Grace used to come here in her younger years—first with a bad fake ID, then later with the real thing. She was never alone, always walking in with Meg or Ray or other summer friends and stumbling out in a tipsy and giggling group. It was a place of fun times and bad decisions, of dollar drafts and late-night dancing. The August she brought Adam to Sea Drift, they popped by after dinner one night. It was packed. Drunk kids everywhere. People smoking cigarettes just outside the doors, the smell wafting in. They sat at the bar, its surface sticky from other people’s good times, and each ordered a bottle of beer.
“This place is pretty vintage, huh?” Adam joked. “Straight out of the seventies.”
“I know.” Grace laughed. “It’s a total time stamp.” She noshed on peanuts like a circus elephant. “Honestly, it’s sort of a mess.”

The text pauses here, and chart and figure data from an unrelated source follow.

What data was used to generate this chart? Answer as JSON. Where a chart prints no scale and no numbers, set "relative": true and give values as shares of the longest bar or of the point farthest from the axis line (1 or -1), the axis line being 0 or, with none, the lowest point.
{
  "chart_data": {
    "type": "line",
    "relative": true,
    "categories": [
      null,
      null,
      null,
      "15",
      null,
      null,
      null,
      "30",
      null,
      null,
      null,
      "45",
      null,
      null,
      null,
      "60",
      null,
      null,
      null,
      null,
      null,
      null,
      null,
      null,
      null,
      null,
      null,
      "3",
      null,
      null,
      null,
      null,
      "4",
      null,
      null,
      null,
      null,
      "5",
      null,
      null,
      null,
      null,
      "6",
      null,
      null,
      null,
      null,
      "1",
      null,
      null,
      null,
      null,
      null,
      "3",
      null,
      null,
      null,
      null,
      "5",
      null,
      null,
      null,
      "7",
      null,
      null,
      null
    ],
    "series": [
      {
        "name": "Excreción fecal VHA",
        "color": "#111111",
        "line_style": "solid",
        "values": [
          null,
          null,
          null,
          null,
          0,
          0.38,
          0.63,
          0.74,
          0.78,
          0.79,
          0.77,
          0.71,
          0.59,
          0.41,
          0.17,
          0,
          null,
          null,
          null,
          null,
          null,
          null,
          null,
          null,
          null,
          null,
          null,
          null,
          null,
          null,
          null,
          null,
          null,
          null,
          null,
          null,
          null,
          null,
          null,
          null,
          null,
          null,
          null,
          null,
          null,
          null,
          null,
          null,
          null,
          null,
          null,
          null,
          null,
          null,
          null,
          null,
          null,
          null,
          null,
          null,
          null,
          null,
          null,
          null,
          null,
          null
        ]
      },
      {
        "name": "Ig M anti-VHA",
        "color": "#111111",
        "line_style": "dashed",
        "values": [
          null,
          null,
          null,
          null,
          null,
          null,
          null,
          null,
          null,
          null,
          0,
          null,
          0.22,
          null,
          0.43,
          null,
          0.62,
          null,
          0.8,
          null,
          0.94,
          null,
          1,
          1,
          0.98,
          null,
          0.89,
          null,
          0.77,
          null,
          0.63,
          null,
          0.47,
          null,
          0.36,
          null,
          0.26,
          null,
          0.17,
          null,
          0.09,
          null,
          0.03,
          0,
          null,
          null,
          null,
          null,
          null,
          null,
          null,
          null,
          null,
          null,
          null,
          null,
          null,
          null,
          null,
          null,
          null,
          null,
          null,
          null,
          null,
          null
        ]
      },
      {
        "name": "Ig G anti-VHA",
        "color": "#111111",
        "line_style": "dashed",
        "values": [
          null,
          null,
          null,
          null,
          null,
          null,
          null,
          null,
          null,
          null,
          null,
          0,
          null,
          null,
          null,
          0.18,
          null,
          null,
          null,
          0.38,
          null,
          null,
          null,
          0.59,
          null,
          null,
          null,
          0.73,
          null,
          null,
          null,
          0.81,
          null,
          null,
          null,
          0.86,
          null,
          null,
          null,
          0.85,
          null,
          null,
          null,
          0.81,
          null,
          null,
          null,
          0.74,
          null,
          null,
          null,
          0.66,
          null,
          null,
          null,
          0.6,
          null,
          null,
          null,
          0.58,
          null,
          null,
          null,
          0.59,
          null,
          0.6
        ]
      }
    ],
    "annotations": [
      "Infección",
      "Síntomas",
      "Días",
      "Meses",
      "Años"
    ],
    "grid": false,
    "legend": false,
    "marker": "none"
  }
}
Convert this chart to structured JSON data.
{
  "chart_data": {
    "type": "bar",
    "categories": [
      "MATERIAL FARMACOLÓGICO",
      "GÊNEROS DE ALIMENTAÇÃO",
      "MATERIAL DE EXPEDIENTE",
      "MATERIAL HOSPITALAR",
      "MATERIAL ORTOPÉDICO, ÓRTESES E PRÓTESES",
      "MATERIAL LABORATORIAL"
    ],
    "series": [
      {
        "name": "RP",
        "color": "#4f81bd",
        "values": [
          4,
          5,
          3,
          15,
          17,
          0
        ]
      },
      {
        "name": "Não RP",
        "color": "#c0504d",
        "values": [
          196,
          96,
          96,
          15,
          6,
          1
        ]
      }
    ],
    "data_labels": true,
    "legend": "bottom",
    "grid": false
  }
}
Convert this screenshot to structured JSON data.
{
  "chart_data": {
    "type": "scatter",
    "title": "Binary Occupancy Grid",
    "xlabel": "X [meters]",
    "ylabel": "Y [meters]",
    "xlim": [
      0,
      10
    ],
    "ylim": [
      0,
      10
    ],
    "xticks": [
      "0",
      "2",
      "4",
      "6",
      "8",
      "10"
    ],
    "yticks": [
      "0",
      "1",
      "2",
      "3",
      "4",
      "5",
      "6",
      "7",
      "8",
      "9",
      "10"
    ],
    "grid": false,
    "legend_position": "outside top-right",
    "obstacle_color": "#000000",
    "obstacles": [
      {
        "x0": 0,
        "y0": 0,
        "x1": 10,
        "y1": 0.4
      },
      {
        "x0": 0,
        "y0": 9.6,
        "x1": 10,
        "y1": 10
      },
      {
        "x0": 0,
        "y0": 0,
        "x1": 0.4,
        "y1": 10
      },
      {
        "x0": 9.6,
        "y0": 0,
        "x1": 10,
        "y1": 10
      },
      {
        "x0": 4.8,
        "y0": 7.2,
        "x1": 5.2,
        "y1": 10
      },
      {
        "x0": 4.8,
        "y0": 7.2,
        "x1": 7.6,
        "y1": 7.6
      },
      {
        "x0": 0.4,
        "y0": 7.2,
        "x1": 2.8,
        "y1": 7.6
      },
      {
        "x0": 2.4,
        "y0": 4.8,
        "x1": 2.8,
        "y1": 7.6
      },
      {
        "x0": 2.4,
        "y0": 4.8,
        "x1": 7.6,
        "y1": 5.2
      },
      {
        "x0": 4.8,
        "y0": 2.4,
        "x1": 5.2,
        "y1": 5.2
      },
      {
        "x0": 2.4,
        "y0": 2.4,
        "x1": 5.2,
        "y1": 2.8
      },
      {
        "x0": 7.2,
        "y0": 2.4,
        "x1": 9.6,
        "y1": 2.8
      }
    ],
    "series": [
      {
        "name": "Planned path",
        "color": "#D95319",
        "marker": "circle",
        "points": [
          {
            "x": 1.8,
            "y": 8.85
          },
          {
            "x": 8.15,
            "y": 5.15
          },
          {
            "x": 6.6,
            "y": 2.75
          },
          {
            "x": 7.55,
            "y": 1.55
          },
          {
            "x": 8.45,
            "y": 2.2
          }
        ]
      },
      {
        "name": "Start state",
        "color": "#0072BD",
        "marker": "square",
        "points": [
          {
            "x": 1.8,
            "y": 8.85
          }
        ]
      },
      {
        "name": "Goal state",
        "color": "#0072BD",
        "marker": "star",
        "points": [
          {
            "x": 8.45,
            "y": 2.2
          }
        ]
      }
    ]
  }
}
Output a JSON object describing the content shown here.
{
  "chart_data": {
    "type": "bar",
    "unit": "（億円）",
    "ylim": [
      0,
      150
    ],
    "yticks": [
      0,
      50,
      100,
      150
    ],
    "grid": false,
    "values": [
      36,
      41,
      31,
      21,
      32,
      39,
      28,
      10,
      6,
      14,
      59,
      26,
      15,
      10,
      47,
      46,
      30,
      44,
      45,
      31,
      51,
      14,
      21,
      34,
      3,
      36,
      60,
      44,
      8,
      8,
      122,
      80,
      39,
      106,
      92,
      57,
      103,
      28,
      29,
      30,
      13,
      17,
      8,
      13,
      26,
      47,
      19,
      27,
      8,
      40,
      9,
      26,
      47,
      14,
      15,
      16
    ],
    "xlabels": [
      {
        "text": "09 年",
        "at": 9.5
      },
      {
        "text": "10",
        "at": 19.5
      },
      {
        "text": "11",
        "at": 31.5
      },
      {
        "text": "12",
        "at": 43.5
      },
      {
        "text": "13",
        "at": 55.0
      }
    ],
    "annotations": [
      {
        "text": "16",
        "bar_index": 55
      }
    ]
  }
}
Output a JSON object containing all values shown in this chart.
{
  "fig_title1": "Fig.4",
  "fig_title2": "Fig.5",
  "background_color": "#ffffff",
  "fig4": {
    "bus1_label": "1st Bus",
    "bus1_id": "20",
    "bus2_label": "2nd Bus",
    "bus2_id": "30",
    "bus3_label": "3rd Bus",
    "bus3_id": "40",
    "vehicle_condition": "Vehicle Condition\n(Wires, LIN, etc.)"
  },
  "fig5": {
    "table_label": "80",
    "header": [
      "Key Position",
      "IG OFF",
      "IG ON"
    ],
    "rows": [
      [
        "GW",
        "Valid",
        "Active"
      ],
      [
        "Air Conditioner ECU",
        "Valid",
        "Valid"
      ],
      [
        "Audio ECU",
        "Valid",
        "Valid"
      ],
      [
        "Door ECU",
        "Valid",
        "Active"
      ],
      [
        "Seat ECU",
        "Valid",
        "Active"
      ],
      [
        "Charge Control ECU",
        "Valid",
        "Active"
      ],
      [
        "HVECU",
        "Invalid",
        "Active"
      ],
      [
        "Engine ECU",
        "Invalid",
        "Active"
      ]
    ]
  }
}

Back in New York, Adam was a regular at a rotation of Midtown establishments—places with white table linens and multiple forks for different parts of a meal—where he took clients to talk about their futures, make sure they were prepared and had solid plans.
“This place is prime real estate, though.” Adam sipped from his beer bottle. “A few lots in from the beach. Decent square footage.” He looked around, lost in a daydream. “If they gutted it, opened it up, added a bunch of big windows, they could make a killing,” he pointed out, even though the line to order drinks behind them was three people deep.
“Seems to me like they’re already doing all right,” Grace countered as someone sloshed part of their drink down her back.